Starting out with a tough one.

Recipe 1 - Beverages - The Perfect Cup of Coffee

Usually when I brew coffee, I'm bleary eyed, unhappy to be awake, and even more unhappy about heading off to work, which is where I'm usually headed. All this sleepiness and unhappiness doesn't provide a lot of motivation for measuring, a key ingredient to the perfect cup of coffee. In fact, I tend to pour some water into the coffee maker until it looks right, in other words how many cups I'll need to make it through the day in a coherent manner. The next step is to pour ground coffee into the filter until it also looks right. According to the trusty Guide, though, this is not the way to end up with a consistent and tasty cuppa joe.

And it's true, sometimes it doesn't end up tasty. Sometimes, it ends up so thick that I have to chew and other times it ends up so thin it doesn't do the job. Yet, on special mornings, the planets align and my guesstimation results in the perfect blend, which is all the more meaningful because it occurs as if by chance and as a result of my wherewithal. Those are the days that I know will be great.

This morning, though, I measured.
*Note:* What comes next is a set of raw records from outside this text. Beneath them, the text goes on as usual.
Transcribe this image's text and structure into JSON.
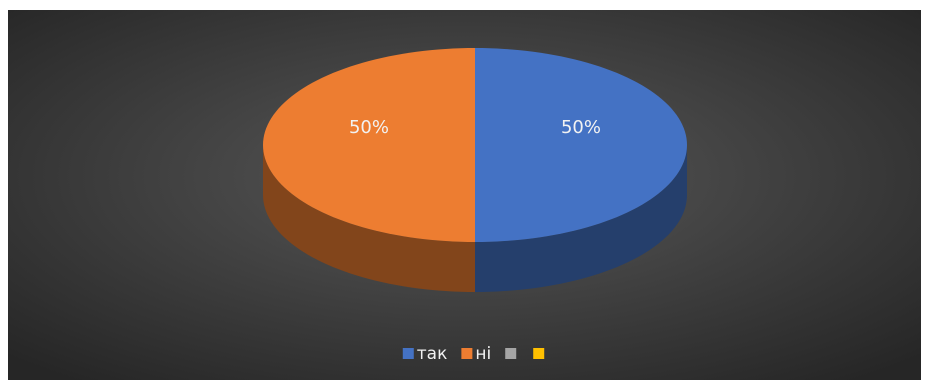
{
  "chart_data": {
    "type": "pie3d",
    "categories": [
      "так",
      "ні",
      null,
      null
    ],
    "values": [
      50,
      50,
      0,
      0
    ],
    "value_labels": [
      "50%",
      "50%",
      null,
      null
    ],
    "colors": [
      "#4472c4",
      "#ed7d31",
      "#a5a5a5",
      "#ffc000"
    ],
    "legend": "bottom"
  }
}
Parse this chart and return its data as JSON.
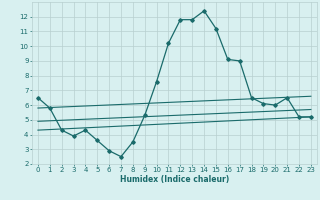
{
  "xlabel": "Humidex (Indice chaleur)",
  "x_values": [
    0,
    1,
    2,
    3,
    4,
    5,
    6,
    7,
    8,
    9,
    10,
    11,
    12,
    13,
    14,
    15,
    16,
    17,
    18,
    19,
    20,
    21,
    22,
    23
  ],
  "main_line": [
    6.5,
    5.8,
    4.3,
    3.9,
    4.3,
    3.6,
    2.9,
    2.5,
    3.5,
    5.3,
    7.6,
    10.2,
    11.8,
    11.8,
    12.4,
    11.2,
    9.1,
    9.0,
    6.5,
    6.1,
    6.0,
    6.5,
    5.2,
    5.2
  ],
  "trend_line1": [
    [
      0,
      4.9
    ],
    [
      23,
      5.7
    ]
  ],
  "trend_line2": [
    [
      0,
      4.3
    ],
    [
      23,
      5.2
    ]
  ],
  "trend_line3": [
    [
      0,
      5.8
    ],
    [
      23,
      6.6
    ]
  ],
  "line_color": "#1a6b6b",
  "bg_color": "#d8f0f0",
  "grid_color": "#b8d0d0",
  "ylim": [
    2,
    13
  ],
  "xlim": [
    -0.5,
    23.5
  ],
  "yticks": [
    2,
    3,
    4,
    5,
    6,
    7,
    8,
    9,
    10,
    11,
    12
  ],
  "xticks": [
    0,
    1,
    2,
    3,
    4,
    5,
    6,
    7,
    8,
    9,
    10,
    11,
    12,
    13,
    14,
    15,
    16,
    17,
    18,
    19,
    20,
    21,
    22,
    23
  ]
}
I gave away my daily magic eight ball out of dedication to this project. For those also new to this whole measuring thing, the ideal ratio is 1 tablespoon ground coffee per 6 oz. water. A perfect and consistent brew every time. Maybe overrated, maybe less interesting than rolling the dice, but tasty reliability nonetheless.

Monday, September 7, 2009

The project begins.

So, I'm not going to lie. J and I went to see the movie Julie & Julia last evening and this is one of many derivative blogs that are going to try -- and fail -- to duplicate the magic. With that said, it's still good incentive to work one's way through an entire cookbook -- something I've never done before -- and learn something along the way. Plus, cooking and eating is something that, try hard as one might not to do so or to do less of, has to be done on a daily basis. This seems like fair fodder for a project and a way to make things a bit more interesting.

After much debating, we have decided to select a book out of our small cookbook library to use as the basis of this project: Pike Place Market Cookbook, 1992, Sasquatch Books. There are many reasons to select this book: (1) Pike Place Market is a top destination and a place that I enjoy going to even after living in Seattle nearly a decade and despite the dense population of tourists most of the year, (2) it is a treasure trove of fun and interesting ingredients and restaurants to which we have easy, year-round access, (3) we already own this book thanks to a wedding gift from a wonderful couple several years ago, and (4) we've only cooked a few recipes out of the book so most of the recipes will be new to us.

There are 154 recipes in the book, breaking out into the following categories:

Appetizers = 10
Soups & Salads = 15
Vegetarian Entrees & Side Dishes = 24
Entrees = 23
Seafood Entrees = 13
Local Chefs Cook at the Market = 6
Desserts = 27
Breads = 9
Sauces, Relishes, & Dips = 15
Beverages = 12

This is a reasonable number of recipes but still a big project, all said and done. J and I will trade back and forth writing about where we go in Pike's Place Market, how the time in the kitchen goes, and of course how it all turns out.